Poland and Germany thought the 2015 ride was an act of aggression and did not allow several participants of the "motor march" onto their territory, annulling their visas. In the end far from all the Night Wolves made it to Berlin.

A second attempt

According to Bobrovsky, the objective of the "motor march" is to commemorate the Soviet soldiers. If the bikers make it to their destination, they will ride through Berlin with a victory banner and will lay flowers on the Soviet War Memorial in Treptower Park.

"This is respect for our common history, which cannot be forgotten and rewritten," explains Bobrovsky, who is convinced that ordinary Europeans, unlike their governments, support the act. "Russian soldiers liberated Europe from Nazism and sensible people remember this."

The Night Wolves intend to hold these "motor marches" every year and increase the number of participants. This year the ride expects the participation of friendly bikers from Poland, Slovakia, the Czech Republic and Germany.

Zaldostanov thinks that there will be almost 300 motorcycles in the procession, which is significantly more than the several dozen people who reached Berlin last year.

A contradictory act

The organizers emphasize the memorial nature of the ride, but Russian political analysts believe that it is also designed to provoke people.

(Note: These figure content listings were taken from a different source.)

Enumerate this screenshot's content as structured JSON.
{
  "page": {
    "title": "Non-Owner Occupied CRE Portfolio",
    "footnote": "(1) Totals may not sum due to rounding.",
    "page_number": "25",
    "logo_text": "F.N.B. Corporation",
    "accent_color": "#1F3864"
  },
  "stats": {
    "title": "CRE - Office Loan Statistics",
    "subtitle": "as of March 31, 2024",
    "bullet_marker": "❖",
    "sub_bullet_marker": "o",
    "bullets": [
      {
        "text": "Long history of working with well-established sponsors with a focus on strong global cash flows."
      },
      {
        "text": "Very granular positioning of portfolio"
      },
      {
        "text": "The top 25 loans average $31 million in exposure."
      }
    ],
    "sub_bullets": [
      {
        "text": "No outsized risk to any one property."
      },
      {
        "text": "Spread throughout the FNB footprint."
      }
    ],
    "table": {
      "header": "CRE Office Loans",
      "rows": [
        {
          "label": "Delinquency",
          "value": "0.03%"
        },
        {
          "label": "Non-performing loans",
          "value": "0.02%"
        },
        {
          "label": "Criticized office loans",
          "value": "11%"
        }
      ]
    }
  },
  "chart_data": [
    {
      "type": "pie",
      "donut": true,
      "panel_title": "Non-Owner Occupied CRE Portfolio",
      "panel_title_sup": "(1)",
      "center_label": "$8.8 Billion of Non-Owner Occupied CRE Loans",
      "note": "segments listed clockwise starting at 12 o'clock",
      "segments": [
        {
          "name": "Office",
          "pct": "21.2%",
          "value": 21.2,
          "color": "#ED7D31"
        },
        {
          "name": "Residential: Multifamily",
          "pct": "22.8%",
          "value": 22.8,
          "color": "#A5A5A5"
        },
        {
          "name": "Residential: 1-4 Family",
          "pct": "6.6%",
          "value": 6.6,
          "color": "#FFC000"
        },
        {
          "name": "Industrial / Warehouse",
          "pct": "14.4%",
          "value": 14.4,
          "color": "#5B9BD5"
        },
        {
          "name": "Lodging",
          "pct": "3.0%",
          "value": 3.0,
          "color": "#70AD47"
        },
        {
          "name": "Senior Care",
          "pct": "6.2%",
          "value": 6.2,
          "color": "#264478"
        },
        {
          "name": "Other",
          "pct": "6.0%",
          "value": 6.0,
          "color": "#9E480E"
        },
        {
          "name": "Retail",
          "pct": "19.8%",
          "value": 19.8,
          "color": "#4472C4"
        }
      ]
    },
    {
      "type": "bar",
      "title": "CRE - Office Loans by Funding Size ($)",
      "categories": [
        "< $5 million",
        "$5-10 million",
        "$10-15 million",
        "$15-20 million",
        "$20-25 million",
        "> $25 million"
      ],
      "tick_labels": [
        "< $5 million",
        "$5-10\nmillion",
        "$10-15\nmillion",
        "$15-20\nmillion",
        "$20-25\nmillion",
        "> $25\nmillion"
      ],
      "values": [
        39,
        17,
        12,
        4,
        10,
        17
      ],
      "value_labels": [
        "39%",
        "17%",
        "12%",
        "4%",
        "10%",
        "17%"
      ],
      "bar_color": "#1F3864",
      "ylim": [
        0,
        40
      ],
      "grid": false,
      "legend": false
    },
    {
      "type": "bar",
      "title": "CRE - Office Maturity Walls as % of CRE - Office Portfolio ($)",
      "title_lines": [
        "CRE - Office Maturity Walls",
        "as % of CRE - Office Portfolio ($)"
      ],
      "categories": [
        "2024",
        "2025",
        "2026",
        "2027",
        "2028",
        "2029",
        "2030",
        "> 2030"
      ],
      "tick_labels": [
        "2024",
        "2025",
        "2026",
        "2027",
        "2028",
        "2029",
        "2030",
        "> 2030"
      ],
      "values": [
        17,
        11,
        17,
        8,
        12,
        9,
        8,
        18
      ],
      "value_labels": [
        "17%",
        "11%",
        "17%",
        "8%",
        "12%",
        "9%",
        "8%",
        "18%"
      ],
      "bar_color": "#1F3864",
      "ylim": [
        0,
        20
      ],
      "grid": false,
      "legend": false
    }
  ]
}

"Sure, there is a provocative element in the ride," says Alexei Mukhin, general director of the pro-Kremlin Center for Political Information. "This is a sort of message for Germany and Europe."

In Mukhin's opinion, the Night Wolves want to remind Germany and other European countries "who actually defeated Nazism," thus trying to win over the public.

"Perhaps, by remembering their common history with Russia, Germany and Europe will adopt a more independent policy and not be directed by the U.S.," he said.

Valery Solovei, a professor at the Moscow State Institute of International Relationsand a political analyst, also believes the motor ride to Berlin is a provocation, but without any political meaning. In his opinion, the ride by bikers famous for their anti-Western rhetoric could have a negative impact on relations between Russia and Europe.

"This act's only aim is to irritate the Western countries. This is a provocation without any political subtext, a move that, in my opinion, is absolutely meaningless," Solovei summed up.